Life has so much to teach us that sometimes it becomes difficult to judge if there is anything else other than learning in life. Today I saw astounding qualities in supposedly the two lesser beings of our society, the poor humans and the poor animals.

The first picture shows a dog I met today on my morning walk. I had accidentally strolled farther than usual and saw this dog with three legs. The front one had been amputated. I felt pity for the poor soul who was sitting there as seen in the picture. So I started thinking of ways of giving him a better life in some way. While I was doing that thinking I saw his friend come over and surprise him from behind. The two started playing as if this disability was some sort of intentional game they had devised. They played like normal dogs and I watched their happiness.

 

After a few minutes a man came with his pet dog and both these dogs greeted their canine and human friend with more zeal and happiness than before. The four now started playing. Clearly this man had saved this dog and was taking care of him on the street where this dog seemed more happy than it would be in a house as a “rescued” pet, as most of the animal activists would put it proudly. A few minutes of witnessing these moments of life full of love and happiness, taught me that this dog was the last person who need a better life inside a home just because he had a lesser limb. May be I did.

He also taught me how any situation no matter how hopeless had its happiness hidden somewhere which could be exploited.

But the learning was not enough for me, for the day, it seems. I walked a little further and met my second teacher for the day, this security guard.

I noticed the three dogs he was playing with and went up to him.

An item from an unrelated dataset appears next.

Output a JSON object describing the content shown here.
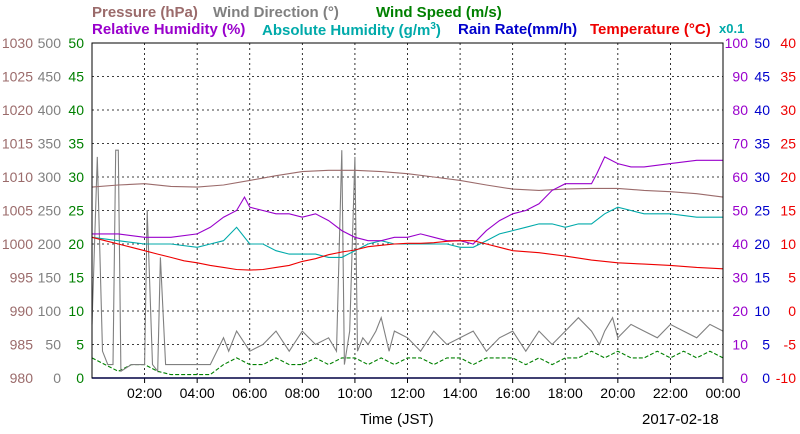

I asked where he worked and why were these street dogs wearing collars and leashes. He told me that he worked as a night guard in one of the residential complexes near where I stay. So he took these 3 dogs with him to his place of work in the night and got them back in the day. But the surprising part was that he stayed on the pavement during the day and slept in the park. He was well mannered and belonged to a village in M.P. and had come here for work. His cleanliness clearly spoke highly of his etiquette s and background. He could sense that I was going to offer him a job or a place to stay and before I could utter the words he kind of warned me and explained in simple words that he was pretty happy doing what he was doing and how he was doing it. He didn’t need any help. He was happy with these dogs and his roadie life. He even told me the people he knew at the place of his work who had at many times offered him lots of things and how well connected he was and how many resources were at his disposal. I knew one of the doctors he mentioned and so knew he was speaking the truth.

So the messages I got this morning were clear – Not everyone is unhappy despite their condition. Some people choose to live a challenging albeit a simple life, because life is not about reaching goals all the time. And while they do that they keep meeting other species they teach and learn from, apart from sharing abundant and endless love, which is very precious even to God. The larger objective of living the life as it came by the day on its own, with no help but from nature/ God, was the most important part of living.

For the second time in an hour I realized, I needed more help & learning than that disabled dog or this homeless man. I also learned that not everyone looking in need to you is actually so or vice-versa.

Cheers to their love, valor and faith.